Berlusconi has already said his party will support the president's choice, as has the centrist Civic Choice group led by Prime Minister Mario Monti.
The combination of right, centre and left mirrors the loose alliance that backed Monti's reform-oriented technocratic government until Berlusconi pulled his party's support for it in December, precipitating early elections.
The PD has been badly divided since the inconclusive result of the February 24-25 polls and its entire leadership resigned on Friday after two of its presidential nominations failed to get voted because of a rebellion within party ranks.
Napolitano was eventually re-elected on Saturday -- the first Italian president to stay on -- after the main political parties pleaded with him to resolve their differences.
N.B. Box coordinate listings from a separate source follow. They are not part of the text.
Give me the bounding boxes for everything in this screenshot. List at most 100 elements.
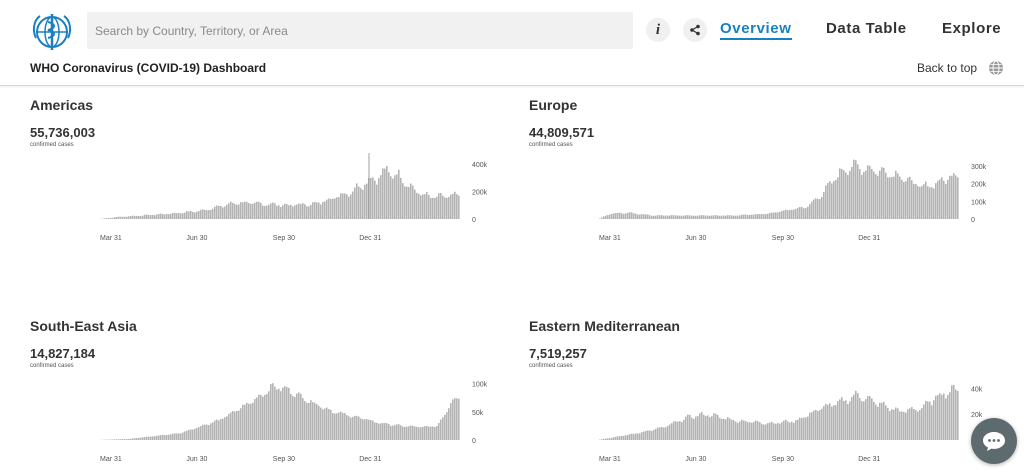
chart-bar xyxy=(815,198,817,219)
chart-bar xyxy=(849,401,851,440)
chart-bar xyxy=(793,422,795,440)
chart-bar xyxy=(152,436,154,440)
chart-bar xyxy=(272,202,274,219)
chart-bar xyxy=(120,439,122,440)
chart-bar xyxy=(635,213,637,219)
chart-bar xyxy=(434,427,436,440)
chart-bar xyxy=(206,424,208,440)
chart-bar xyxy=(657,215,659,219)
chart-bar xyxy=(162,434,164,440)
chart-bar xyxy=(190,210,192,219)
chart-bar xyxy=(348,196,350,219)
chart-bar xyxy=(294,396,296,440)
chart-bar xyxy=(258,201,260,219)
chart-bar xyxy=(142,437,144,440)
info-button[interactable]: i xyxy=(646,18,670,42)
chart-bar xyxy=(280,391,282,440)
confirmed-cases-count: 44,809,571 xyxy=(529,125,595,140)
chart-bar xyxy=(725,419,727,440)
chart-bar xyxy=(649,430,651,440)
chart-bar xyxy=(280,207,282,219)
chart-bar xyxy=(777,212,779,219)
x-tick-label: Mar 31 xyxy=(599,235,621,242)
x-tick-label: Jun 30 xyxy=(685,456,706,463)
y-tick-label: 100k xyxy=(472,382,488,389)
chart-bar xyxy=(927,401,929,440)
chart-bar xyxy=(855,160,857,219)
region-title: Europe xyxy=(529,97,578,113)
chart-bar xyxy=(164,214,166,219)
chart-bar xyxy=(817,410,819,440)
chart-bar xyxy=(827,182,829,219)
chart-bar xyxy=(418,427,420,440)
chart-bar xyxy=(751,214,753,219)
chart-bar xyxy=(440,192,442,219)
chart-bar xyxy=(450,194,452,219)
chart-bar xyxy=(799,417,801,440)
back-to-top-link[interactable]: Back to top xyxy=(917,61,978,75)
chart-bar xyxy=(861,174,863,219)
y-tick-label: 50k xyxy=(472,410,484,417)
chart-americas[interactable]: 400k 200k 0 Mar 31 Jun 30 Sep 30 Dec 31 xyxy=(100,153,500,247)
chart-bar xyxy=(707,215,709,219)
chart-bar xyxy=(865,170,867,219)
chart-bar xyxy=(122,439,124,440)
chart-bar xyxy=(180,433,182,440)
nav-overview[interactable]: Overview xyxy=(720,20,792,40)
chart-bar xyxy=(643,431,645,440)
search-input[interactable] xyxy=(87,12,633,49)
chart-bar xyxy=(404,186,406,219)
chart-bar xyxy=(394,425,396,440)
chart-bar xyxy=(781,211,783,219)
share-button[interactable] xyxy=(683,18,707,42)
chart-bar xyxy=(318,202,320,219)
who-logo-icon[interactable] xyxy=(28,10,76,54)
chart-bar xyxy=(793,209,795,219)
chart-south-east-asia[interactable]: 100k 50k 0 Mar 31 Jun 30 Sep 30 Dec 31 xyxy=(100,378,500,468)
chart-bar xyxy=(755,420,757,440)
chart-bar xyxy=(284,386,286,440)
chart-bar xyxy=(152,214,154,219)
chart-europe[interactable]: 300k 200k 100k 0 Mar 31 Jun 30 Sep 30 Dec 31 xyxy=(599,157,999,247)
nav-data-table[interactable]: Data Table xyxy=(826,20,907,37)
chart-bar xyxy=(172,212,174,219)
region-panel-europe: Europe 44,809,571 confirmed cases 300k 20… xyxy=(529,97,987,247)
chart-bar xyxy=(917,185,919,219)
chart-bar xyxy=(795,208,797,219)
chart-bar xyxy=(747,215,749,219)
region-title: Americas xyxy=(30,97,94,113)
chart-eastern-mediterranean[interactable]: 40k 20k Mar 31 Jun 30 Sep 30 Dec 31 xyxy=(599,378,999,468)
chart-bar xyxy=(156,435,158,440)
chart-bar xyxy=(186,211,188,219)
confirmed-cases-count: 55,736,003 xyxy=(30,125,96,140)
chart-bar xyxy=(715,215,717,219)
chart-bar xyxy=(376,422,378,440)
nav-explore[interactable]: Explore xyxy=(942,20,1002,37)
chart-bar xyxy=(120,216,122,219)
chart-bar xyxy=(358,186,360,219)
chat-button[interactable] xyxy=(971,418,1017,464)
chart-bar xyxy=(901,411,903,440)
chart-bar xyxy=(859,398,861,440)
chart-bar xyxy=(779,211,781,219)
chart-bar xyxy=(911,180,913,219)
chart-bar xyxy=(286,386,288,440)
chart-bar xyxy=(304,401,306,440)
chart-bar xyxy=(366,419,368,440)
chart-bar xyxy=(372,177,374,219)
chart-bar xyxy=(891,409,893,440)
chart-bar xyxy=(296,393,298,440)
chart-bar xyxy=(262,396,264,440)
chart-bar xyxy=(270,203,272,219)
chart-bar xyxy=(362,419,364,440)
y-tick-label: 40k xyxy=(971,386,983,393)
chart-bar xyxy=(745,421,747,440)
chart-bar xyxy=(625,213,627,219)
globe-icon[interactable] xyxy=(988,60,1004,76)
chart-bar xyxy=(609,438,611,440)
chart-bar xyxy=(881,402,883,440)
chart-bar xyxy=(705,415,707,440)
chart-bar xyxy=(663,427,665,440)
chart-bar xyxy=(813,410,815,440)
chart-bar xyxy=(791,421,793,440)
At his swearing-in on Monday, Napolitano accused the parties of being "deaf" to the calls for reform from ordinary Italians and of committing "mistakes, omissions and irresponsibilities".
Napolitano threatened to resign if the parties continued stalling and said they should form a government "without delay" based on a realistic assessment of their strength in parliament.
The Five Star Movement, a new protest party that won a quarter of the vote and came third in the elections, said after talks with Napolitano on Tuesday that it would lead the opposition.
Several smaller parties on both right and left also said they would stay out of the new cabinet.
Monti's government remains in office until a new one is formed but it has only interim powers.
Business leaders, trade unionists and the Catholic Church have urged politicians to act quickly as a painful recession forces firms to shut down and leaves many Italians struggling to make ends meet.
Stocks have been performing well in recent days as the long political crisis has drawn to an end but stocks in Milan responded negatively to reports of Letta's expected nomination, with the benchmark index down by 0.6 percent.
The favourite for the nomination had been Giuliano Amato, a 74-year-old two-time former prime minister and academic who has a strong reputation in Europe.